The aspiration for education…
After the Godhra tragedy and the riots that followed in Gujarat in 2002, I went to Ahmedabad as a journalist to report on the ground situation. Seventeen years have gone by, but I vividly remember, as though it had been told to me yesterday, the reply I got to my question on the future of Muslims in Gujarat after these events. The question was posed to a Muslim corporator from the city. He paused for some 30 seconds and said: “Jo soch saktey hei, unka kuch bhi nahi. Jo nahi soch saktey, unka toh waise bhi nahi (There is no future for those Muslims here who can think. Those who can’t, anyway, never had a future).”
The full impact of that statement has haunted me for years, and its wisdom can be applied to any uneducated or non-thinking person anywhere in the world. Thinking, wisdom and knowledge come from extensive reading, and that too with quality education. But though we, the privileged classes, might aspire for the best quality of education that we can get for our children, there are millions of Indians for whom any education, even literacy, remains a dream beyond their reach.
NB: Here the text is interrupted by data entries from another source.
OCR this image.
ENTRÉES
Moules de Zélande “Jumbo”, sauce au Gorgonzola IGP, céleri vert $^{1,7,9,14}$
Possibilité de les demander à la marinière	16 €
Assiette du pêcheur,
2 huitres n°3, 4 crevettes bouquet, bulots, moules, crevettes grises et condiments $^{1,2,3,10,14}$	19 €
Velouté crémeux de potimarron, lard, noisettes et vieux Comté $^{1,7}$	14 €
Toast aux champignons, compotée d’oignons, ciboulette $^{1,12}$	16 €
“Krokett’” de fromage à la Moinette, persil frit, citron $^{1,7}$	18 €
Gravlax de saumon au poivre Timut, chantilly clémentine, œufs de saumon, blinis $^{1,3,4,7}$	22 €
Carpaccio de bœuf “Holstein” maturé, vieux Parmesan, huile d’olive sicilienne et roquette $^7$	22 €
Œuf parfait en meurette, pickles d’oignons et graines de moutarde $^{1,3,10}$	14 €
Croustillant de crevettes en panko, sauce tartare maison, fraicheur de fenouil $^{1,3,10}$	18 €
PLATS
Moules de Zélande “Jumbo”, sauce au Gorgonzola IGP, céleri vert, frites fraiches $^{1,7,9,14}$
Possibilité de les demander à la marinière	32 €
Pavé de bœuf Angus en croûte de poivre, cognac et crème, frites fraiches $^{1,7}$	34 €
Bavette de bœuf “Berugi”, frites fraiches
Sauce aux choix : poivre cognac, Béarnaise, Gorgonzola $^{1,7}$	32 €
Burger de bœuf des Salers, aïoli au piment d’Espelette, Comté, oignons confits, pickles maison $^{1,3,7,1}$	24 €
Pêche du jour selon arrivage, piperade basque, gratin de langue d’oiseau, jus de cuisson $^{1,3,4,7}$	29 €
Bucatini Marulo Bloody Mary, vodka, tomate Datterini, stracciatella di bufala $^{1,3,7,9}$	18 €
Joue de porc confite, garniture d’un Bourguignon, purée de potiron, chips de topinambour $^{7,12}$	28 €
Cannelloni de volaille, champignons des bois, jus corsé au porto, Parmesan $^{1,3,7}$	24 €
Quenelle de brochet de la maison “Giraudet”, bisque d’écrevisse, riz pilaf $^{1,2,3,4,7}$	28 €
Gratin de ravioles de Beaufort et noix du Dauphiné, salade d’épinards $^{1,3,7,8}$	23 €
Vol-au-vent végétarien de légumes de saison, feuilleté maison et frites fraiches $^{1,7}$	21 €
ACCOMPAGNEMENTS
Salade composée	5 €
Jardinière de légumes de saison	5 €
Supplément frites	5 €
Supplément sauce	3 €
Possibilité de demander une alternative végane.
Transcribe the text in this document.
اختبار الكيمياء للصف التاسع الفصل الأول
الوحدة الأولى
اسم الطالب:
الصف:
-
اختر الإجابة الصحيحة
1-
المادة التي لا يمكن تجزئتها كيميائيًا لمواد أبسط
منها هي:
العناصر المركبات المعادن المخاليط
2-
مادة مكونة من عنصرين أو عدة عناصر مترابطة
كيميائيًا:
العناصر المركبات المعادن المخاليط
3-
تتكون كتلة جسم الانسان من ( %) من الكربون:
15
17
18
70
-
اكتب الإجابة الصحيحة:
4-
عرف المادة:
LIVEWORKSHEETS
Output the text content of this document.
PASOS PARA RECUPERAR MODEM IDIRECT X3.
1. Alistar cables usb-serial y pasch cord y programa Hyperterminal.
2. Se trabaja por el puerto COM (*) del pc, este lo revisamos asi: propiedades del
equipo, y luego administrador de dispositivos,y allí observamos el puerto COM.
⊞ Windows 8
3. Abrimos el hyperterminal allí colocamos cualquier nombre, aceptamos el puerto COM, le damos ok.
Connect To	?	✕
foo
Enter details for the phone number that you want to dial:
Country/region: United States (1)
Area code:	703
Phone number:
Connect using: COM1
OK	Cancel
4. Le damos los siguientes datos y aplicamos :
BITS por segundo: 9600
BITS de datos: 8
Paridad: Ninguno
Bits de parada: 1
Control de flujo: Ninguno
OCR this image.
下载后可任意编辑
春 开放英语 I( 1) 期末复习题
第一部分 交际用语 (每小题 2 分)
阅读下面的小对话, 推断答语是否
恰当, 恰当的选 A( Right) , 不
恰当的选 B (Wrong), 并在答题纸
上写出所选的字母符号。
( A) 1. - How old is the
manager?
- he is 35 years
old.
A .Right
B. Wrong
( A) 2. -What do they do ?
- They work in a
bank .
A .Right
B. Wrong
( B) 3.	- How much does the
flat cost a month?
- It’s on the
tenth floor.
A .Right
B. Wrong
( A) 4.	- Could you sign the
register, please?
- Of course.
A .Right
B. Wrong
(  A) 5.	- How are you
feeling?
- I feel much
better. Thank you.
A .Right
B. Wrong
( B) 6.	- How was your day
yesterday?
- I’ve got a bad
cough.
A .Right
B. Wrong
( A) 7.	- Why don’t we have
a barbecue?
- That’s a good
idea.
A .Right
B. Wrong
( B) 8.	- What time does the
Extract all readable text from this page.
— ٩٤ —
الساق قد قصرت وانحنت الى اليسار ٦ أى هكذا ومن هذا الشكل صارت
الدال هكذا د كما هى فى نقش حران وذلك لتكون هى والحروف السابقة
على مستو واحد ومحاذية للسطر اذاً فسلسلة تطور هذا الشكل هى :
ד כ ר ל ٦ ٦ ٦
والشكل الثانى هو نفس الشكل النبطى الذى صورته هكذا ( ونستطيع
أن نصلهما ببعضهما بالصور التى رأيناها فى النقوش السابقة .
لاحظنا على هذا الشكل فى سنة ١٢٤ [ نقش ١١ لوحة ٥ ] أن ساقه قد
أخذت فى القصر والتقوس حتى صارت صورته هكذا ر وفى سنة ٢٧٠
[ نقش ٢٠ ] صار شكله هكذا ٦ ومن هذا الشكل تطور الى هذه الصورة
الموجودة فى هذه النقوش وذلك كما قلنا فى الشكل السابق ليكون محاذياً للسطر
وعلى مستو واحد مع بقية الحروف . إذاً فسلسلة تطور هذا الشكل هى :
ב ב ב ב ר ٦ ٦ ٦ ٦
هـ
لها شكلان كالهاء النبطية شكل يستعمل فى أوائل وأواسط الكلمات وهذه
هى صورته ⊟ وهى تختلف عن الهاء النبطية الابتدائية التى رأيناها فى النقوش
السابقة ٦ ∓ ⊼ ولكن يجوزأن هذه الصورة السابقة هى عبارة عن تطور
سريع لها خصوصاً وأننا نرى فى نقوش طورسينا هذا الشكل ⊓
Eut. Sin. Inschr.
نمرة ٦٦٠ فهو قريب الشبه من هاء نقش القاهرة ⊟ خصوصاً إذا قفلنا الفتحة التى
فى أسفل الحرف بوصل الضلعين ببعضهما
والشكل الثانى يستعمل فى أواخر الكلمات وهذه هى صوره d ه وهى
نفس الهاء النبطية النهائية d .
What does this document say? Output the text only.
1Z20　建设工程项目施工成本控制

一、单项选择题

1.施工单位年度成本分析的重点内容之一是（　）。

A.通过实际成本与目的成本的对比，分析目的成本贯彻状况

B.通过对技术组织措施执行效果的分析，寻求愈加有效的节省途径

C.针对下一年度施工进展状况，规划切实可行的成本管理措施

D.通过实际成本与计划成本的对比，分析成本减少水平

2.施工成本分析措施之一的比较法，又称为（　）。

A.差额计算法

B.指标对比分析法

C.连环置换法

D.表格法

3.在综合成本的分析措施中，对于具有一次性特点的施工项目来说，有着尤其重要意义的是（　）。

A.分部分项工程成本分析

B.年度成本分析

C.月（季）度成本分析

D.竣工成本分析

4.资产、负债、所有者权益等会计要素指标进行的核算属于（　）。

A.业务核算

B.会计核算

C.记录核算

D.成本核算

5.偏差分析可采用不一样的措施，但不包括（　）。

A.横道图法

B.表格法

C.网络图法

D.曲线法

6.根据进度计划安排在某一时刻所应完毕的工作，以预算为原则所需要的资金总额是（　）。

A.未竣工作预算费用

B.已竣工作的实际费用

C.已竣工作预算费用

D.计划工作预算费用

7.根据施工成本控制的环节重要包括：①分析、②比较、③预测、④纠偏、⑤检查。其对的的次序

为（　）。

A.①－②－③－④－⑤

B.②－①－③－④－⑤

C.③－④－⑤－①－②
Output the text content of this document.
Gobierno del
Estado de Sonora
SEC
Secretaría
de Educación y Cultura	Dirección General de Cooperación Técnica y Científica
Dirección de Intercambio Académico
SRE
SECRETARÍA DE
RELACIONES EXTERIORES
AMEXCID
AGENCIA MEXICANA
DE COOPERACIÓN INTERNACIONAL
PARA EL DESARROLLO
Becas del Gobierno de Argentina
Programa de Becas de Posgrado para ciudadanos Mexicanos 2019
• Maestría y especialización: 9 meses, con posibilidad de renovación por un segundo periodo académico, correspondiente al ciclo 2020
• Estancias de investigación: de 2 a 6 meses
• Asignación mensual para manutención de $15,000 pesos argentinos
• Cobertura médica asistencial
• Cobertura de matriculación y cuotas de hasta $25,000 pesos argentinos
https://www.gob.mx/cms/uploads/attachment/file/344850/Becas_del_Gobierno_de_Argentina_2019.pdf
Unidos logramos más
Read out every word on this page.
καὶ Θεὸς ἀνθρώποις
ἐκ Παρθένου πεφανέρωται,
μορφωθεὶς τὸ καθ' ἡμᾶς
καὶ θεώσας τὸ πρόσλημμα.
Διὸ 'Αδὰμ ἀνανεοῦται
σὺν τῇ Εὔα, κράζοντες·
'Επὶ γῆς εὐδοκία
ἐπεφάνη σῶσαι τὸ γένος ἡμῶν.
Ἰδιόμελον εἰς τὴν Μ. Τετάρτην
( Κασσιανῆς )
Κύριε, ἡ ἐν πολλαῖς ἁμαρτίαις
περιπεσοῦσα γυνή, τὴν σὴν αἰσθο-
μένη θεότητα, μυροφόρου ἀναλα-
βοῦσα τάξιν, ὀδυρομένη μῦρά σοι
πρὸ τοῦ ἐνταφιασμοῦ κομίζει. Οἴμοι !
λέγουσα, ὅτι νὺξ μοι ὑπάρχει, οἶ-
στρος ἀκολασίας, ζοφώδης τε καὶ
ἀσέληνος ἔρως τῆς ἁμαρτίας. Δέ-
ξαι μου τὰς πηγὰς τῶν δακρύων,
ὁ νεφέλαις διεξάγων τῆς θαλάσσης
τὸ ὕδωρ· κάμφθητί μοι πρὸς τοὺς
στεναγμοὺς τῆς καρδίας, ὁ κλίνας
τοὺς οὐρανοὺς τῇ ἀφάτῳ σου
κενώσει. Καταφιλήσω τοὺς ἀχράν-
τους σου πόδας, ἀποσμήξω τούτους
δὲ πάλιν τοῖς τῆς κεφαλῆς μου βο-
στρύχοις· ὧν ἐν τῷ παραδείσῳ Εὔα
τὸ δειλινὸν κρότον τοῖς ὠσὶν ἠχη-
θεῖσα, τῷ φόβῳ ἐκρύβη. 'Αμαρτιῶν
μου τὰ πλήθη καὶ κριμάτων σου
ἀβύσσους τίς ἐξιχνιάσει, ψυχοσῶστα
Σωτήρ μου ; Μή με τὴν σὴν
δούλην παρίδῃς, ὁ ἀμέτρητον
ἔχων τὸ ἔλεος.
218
This fact, and the Ahmedabad corporator’s words, were reinforced for me when I first read Bill Gates’ account of what it is like to live at less than two dollars a day, which we have featured in this issue. Of the six such persons Gates has interacted with and quoted, three have stated their strong desire to save money for their children’s education, and of these, I am not surprised, two are from India!
One of them is Lal Mohammed, who has been working as a rickshaw puller in Kolkata for 15 years. “He supports his wife and three children with his small income (less than $2 a day). But he and his wife have big dreams for their children, hoping that they will grow up and get an education and a higher paying job than he has,” says Gates.
Devli Bai is a day labourer in Rajasthan, who works at construction sites. Divorced from her husband, she takes care of her daughter (10) and son (6). Her dream is to invest in her children’s education! Same is the aspiration of Awoke Mose, a smallholder farmer in Ethiopia. He has five children; his dream… you guessed it right… is to save “whatever money he can for his children’s education. His oldest daughter recently graduated from college.
When education is such a huge aspiration among the poor masses in India — in so many small Indian towns and villages I have seen people cutting down on their food to send their children to private schools — it should be a heavy burden on our collective conscience that India’s literacy rate is stuck at a dismal 74 per cent. That is why, when at any Rotary conference I hear a senior leader express his dream of making India totally literate, by 2020 a few years ago, and now 2025, it gives me goosebumps. Just imagine the headline: “Rotary helps bring total literacy to India”. Wouldn’t that be an even greater achievement than making India Polio-free?
While one gives physical dignity and the power of mobility, the other sets your mind free and fills it with all kinds of achievable dreams and goals and gives you the most important weapon — the power of choice. Education empowers you and gives you the ability to take control of your life, your destiny. An educated woman can defy prejudices and roadblocks and stand up and say: My life, my rules, my choice.